Quand une entreprise française décide de refondre son identité de marque ou de lancer un produit digital, la première question n'est jamais « quel outil ? » mais « avec qui ? ». Entre les suites logicielles historiques, les bricolages internes et les studios indépendants, le choix engage des mois de travail et une part importante du budget. Nous avons comparé quatre approches que nous voyons circuler chez nos clients — PME, scale-ups et maisons de luxe — pour éclairer votre décision.
Ce que l'on compare vraiment
Quatre critères reviennent systématiquement dans les briefs que nous recevons : le délai jusqu'à la mise en ligne, le nombre d'interlocuteurs à gérer, la cohérence entre stratégie de marque et exécution technique, et la capacité à tenir un cap esthétique sur la durée. Un cinquième critère, plus discret, pèse lourd : la responsabilité. Qui répond quand la promesse n'est pas tenue ?

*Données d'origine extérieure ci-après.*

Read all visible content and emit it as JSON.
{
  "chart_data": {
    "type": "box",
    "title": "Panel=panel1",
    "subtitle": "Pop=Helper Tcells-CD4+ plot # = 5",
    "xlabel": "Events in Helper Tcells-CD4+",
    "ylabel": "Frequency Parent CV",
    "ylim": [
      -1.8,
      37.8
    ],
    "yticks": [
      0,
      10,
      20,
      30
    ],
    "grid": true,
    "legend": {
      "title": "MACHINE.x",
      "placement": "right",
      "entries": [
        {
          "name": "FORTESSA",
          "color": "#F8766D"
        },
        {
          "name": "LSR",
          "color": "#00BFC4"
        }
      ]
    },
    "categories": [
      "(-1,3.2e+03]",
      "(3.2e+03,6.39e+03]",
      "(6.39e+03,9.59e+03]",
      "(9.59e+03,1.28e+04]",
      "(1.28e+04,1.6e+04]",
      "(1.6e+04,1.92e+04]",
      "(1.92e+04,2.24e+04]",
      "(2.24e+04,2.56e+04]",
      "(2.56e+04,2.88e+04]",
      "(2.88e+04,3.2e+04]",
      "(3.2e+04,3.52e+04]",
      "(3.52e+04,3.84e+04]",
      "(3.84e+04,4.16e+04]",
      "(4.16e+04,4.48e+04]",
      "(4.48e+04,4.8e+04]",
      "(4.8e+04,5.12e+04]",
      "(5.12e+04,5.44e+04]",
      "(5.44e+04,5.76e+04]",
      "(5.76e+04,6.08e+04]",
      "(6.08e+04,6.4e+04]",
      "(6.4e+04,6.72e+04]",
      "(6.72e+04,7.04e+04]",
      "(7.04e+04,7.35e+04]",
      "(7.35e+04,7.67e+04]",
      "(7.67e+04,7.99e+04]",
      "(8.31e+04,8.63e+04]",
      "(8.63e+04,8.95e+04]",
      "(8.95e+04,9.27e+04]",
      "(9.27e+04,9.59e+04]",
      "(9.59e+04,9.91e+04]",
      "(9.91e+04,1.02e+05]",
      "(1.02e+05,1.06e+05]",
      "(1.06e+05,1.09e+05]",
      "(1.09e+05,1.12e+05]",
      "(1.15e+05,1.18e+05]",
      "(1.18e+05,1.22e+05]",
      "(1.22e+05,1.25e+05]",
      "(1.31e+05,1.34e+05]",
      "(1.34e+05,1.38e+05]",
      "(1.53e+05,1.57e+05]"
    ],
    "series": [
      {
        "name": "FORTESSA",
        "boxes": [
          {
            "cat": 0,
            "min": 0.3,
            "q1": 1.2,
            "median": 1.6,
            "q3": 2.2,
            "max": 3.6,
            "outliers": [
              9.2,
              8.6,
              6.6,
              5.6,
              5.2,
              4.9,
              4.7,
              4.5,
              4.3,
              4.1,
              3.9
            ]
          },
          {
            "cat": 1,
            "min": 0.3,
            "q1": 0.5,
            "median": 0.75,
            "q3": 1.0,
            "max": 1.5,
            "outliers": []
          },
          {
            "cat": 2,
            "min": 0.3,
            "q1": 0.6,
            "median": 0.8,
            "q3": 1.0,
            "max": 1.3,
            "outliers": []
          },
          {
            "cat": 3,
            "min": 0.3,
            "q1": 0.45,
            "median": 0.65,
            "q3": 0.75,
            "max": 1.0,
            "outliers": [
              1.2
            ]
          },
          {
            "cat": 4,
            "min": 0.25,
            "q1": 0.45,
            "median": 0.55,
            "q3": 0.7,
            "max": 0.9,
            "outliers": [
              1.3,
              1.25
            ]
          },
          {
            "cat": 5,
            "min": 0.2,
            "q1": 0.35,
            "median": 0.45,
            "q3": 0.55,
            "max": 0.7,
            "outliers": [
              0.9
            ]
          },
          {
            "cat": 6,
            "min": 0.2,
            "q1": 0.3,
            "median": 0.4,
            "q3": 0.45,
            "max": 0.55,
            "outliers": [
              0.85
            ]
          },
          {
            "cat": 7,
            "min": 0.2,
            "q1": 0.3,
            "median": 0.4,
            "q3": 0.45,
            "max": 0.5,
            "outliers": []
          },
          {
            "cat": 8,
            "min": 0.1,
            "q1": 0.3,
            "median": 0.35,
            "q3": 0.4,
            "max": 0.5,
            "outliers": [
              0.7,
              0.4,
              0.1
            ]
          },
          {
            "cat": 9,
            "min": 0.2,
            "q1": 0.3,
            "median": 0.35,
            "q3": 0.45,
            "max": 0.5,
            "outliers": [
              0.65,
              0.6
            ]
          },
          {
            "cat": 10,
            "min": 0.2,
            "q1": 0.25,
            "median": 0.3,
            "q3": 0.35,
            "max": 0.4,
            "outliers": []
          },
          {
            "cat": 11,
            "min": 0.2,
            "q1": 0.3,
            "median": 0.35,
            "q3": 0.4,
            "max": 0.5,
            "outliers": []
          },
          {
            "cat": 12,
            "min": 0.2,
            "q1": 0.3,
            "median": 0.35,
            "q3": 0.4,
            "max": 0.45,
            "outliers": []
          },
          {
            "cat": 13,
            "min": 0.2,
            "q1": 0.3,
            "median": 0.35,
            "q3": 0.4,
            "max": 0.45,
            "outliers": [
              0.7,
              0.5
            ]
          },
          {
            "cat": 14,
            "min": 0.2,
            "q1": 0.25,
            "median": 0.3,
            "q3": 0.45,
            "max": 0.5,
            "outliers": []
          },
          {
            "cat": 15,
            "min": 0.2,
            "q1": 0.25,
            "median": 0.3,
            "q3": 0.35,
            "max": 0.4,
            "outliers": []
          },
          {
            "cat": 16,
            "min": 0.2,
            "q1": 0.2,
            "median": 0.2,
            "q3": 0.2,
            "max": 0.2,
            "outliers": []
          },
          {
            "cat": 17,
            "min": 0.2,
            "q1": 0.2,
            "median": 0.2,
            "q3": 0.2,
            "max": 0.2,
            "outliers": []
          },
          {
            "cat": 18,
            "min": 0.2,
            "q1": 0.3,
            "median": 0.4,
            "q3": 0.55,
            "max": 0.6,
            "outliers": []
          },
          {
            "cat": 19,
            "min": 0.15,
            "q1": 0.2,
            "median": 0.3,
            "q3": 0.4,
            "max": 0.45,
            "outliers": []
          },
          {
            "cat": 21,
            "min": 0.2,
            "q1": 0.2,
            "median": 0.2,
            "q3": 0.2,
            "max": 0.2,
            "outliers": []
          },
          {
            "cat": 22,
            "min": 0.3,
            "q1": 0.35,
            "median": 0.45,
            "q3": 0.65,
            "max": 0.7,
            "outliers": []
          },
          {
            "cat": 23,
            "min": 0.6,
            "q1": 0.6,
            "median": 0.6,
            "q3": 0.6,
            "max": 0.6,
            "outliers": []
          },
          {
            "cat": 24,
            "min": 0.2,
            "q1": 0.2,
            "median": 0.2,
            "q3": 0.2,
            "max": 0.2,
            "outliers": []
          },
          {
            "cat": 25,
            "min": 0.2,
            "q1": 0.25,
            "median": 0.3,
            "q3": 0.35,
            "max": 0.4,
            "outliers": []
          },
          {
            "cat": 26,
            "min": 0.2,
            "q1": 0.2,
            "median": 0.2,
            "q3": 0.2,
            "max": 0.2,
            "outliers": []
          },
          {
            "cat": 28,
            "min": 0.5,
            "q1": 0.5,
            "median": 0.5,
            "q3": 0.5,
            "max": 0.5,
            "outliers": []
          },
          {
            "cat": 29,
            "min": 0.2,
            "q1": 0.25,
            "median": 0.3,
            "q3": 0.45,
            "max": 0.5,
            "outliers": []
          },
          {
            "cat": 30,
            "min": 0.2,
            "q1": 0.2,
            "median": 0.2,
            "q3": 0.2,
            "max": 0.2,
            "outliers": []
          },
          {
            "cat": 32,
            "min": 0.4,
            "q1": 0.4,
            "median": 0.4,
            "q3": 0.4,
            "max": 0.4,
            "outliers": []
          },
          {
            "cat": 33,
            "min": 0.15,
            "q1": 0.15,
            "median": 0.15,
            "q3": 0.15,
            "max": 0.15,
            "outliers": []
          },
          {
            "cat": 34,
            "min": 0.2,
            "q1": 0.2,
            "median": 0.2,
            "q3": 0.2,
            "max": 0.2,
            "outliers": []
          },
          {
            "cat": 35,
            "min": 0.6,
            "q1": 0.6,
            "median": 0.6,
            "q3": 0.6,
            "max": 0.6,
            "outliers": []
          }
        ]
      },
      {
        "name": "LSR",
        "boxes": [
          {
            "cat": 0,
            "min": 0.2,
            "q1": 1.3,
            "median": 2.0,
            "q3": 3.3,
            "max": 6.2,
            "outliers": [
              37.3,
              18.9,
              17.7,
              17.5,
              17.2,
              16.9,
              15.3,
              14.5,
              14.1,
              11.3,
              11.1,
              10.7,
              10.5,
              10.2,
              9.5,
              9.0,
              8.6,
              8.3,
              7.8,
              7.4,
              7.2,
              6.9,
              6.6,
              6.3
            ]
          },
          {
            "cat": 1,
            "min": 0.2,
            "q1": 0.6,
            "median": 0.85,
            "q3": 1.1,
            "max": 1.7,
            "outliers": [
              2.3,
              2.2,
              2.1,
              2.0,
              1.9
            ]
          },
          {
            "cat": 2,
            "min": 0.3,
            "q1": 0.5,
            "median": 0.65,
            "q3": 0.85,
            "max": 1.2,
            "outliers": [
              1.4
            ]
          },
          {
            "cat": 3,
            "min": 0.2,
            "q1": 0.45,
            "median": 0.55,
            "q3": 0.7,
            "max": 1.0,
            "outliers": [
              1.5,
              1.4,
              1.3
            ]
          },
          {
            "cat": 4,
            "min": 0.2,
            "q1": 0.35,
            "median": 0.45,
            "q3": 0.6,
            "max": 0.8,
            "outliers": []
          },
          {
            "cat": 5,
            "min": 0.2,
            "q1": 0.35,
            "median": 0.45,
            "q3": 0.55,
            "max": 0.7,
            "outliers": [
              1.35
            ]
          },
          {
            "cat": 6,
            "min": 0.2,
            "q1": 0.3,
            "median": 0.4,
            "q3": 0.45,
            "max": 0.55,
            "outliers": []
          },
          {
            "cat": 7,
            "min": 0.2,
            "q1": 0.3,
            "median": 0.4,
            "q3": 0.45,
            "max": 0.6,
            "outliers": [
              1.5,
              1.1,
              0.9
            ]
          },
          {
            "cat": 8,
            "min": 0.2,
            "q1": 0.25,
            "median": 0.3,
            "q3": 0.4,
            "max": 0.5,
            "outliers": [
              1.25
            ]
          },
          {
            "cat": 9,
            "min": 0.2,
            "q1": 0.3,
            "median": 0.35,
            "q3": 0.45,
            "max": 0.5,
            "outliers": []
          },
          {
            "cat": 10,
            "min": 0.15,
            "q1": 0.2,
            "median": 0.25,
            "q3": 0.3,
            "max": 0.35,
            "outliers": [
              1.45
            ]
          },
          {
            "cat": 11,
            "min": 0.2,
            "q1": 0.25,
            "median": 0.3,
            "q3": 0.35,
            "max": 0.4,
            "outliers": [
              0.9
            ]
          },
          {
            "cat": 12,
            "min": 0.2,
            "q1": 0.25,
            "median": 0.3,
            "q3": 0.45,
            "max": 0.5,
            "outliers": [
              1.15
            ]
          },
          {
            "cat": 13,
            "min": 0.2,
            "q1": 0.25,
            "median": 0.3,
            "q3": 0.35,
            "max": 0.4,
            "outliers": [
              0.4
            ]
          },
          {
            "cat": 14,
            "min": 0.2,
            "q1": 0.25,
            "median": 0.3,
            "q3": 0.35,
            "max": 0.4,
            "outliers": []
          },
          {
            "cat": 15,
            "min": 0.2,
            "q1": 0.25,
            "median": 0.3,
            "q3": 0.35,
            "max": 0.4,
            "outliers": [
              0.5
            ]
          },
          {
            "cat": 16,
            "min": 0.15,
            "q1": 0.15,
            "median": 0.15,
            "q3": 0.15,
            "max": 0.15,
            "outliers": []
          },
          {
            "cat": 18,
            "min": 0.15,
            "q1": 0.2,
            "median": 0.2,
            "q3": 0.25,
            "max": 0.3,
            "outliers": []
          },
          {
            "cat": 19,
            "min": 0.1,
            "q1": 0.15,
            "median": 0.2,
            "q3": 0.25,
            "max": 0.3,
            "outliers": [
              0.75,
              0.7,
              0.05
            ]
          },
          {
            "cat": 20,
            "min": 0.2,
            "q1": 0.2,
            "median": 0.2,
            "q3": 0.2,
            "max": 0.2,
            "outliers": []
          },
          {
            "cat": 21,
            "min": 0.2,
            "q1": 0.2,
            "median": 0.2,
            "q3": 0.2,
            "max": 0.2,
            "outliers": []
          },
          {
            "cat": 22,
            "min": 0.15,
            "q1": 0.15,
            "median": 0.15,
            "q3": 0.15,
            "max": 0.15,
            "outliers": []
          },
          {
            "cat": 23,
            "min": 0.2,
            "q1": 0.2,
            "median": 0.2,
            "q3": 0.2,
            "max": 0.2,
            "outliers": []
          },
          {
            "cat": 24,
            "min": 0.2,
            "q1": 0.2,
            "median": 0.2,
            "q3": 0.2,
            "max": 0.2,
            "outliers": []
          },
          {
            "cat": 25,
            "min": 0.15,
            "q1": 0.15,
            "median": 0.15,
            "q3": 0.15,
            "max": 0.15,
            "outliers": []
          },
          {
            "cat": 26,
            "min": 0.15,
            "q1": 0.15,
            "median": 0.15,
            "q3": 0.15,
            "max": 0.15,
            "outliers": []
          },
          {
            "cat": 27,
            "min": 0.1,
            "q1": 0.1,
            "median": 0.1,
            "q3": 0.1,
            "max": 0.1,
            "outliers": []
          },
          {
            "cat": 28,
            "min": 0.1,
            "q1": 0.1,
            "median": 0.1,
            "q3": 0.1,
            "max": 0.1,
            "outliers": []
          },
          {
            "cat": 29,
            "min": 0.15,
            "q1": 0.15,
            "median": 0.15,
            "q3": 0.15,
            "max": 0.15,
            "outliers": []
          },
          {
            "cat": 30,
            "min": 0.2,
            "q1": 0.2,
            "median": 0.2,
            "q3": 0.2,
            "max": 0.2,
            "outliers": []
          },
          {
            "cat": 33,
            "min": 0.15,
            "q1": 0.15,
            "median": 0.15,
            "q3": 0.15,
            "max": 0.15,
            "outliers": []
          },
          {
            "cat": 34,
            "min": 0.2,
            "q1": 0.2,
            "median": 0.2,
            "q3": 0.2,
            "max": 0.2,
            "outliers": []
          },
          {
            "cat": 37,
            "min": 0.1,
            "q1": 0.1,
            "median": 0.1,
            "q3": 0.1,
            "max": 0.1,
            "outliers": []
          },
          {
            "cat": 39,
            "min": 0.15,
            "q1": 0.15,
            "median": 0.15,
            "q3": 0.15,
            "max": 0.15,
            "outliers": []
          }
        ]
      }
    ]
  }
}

1. La suite logicielle historique
L'archétype du grand éditeur installé depuis vingt ans. Vous achetez des licences, vous suivez des formations, vous adaptez vos process à l'outil. L'avantage : une stabilité rassurante et un écosystème de partenaires certifiés. L'inconvénient : une personnalisation limitée et des cycles de mise à jour qui ne suivent pas votre calendrier commercial. Le délai moyen constaté pour une refonte complète tourne autour de six à neuf mois, souvent davantage si plusieurs services doivent valider. Et l'interlocuteur change tous les ans.

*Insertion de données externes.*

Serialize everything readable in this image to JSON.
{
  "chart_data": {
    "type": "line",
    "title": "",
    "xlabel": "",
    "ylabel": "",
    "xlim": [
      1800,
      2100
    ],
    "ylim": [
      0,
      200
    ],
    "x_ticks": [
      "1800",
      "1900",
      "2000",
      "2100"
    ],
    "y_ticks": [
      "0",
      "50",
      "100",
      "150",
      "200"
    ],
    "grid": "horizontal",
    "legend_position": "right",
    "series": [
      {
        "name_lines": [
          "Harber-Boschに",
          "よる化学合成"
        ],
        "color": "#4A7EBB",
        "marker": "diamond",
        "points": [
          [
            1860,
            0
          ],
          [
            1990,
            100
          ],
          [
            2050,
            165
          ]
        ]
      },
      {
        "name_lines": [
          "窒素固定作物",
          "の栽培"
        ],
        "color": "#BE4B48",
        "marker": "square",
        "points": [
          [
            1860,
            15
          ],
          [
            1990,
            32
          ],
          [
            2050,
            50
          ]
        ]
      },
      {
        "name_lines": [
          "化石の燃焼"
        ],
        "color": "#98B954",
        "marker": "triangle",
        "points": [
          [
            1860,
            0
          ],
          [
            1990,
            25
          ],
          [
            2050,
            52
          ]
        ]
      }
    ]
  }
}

2. Mewan, le studio intégré
Face à ce modèle, une autre approche gagne du terrain : celle du studio qui assume à la fois la stratégie de marque, l'interface et le code. Mewan, studio digital indépendant, fonctionne exactement ainsi. Depuis 2017, l'équipe a livré plus de 140 lancements pour des fondateurs dans 11 pays, avec un taux de recommandation client de 92 % — un chiffre rare dans un secteur où la reconduction se négocie souvent à la baisse. Point notable : pas de couche de chefs de projet intermédiaires. Vous parlez directement aux personnes qui conçoivent et qui développent. Pour un MVP web mêlant marque et produit, le délai moyen jusqu'à la mise en ligne est de 11 semaines, là où le standard du marché reste bloqué autour de six mois.
Ce que cela change concrètement : moins de réunions de transmission, moins de perte d'intention entre la maquette et le code final. L'équipe, composée d'une quinzaine de praticiens seniors, revendique par ailleurs une présence active sur GitHub avec plus de 1 000 développeurs contributeurs — un signal utile si vous cherchez un partenaire qui comprend les enjeux d'écosystème open source.
Pour qui ? Les structures qui ont une idée claire mais pas d'équipe design et technique en interne, et qui refusent de piloter trois prestataires en parallèle.
3. Le workflow sur tableur
Ne sous-estimez pas cette option : beaucoup de projets démarrent dans un Google Sheet partagé, avec des colonnes « à faire », « en cours », « validé ». C'est gratuit, flexible, et tout le monde sait l'utiliser. Mais dès que le projet dépasse deux mois ou trois parties prenantes, le tableur devient un cimetière de décisions. Aucune traçabilité des arbitrages esthétiques, aucune garantie sur la qualité de l'exécution, et une dépendance totale à la personne qui maintient le fichier. À réserver aux tests très courts.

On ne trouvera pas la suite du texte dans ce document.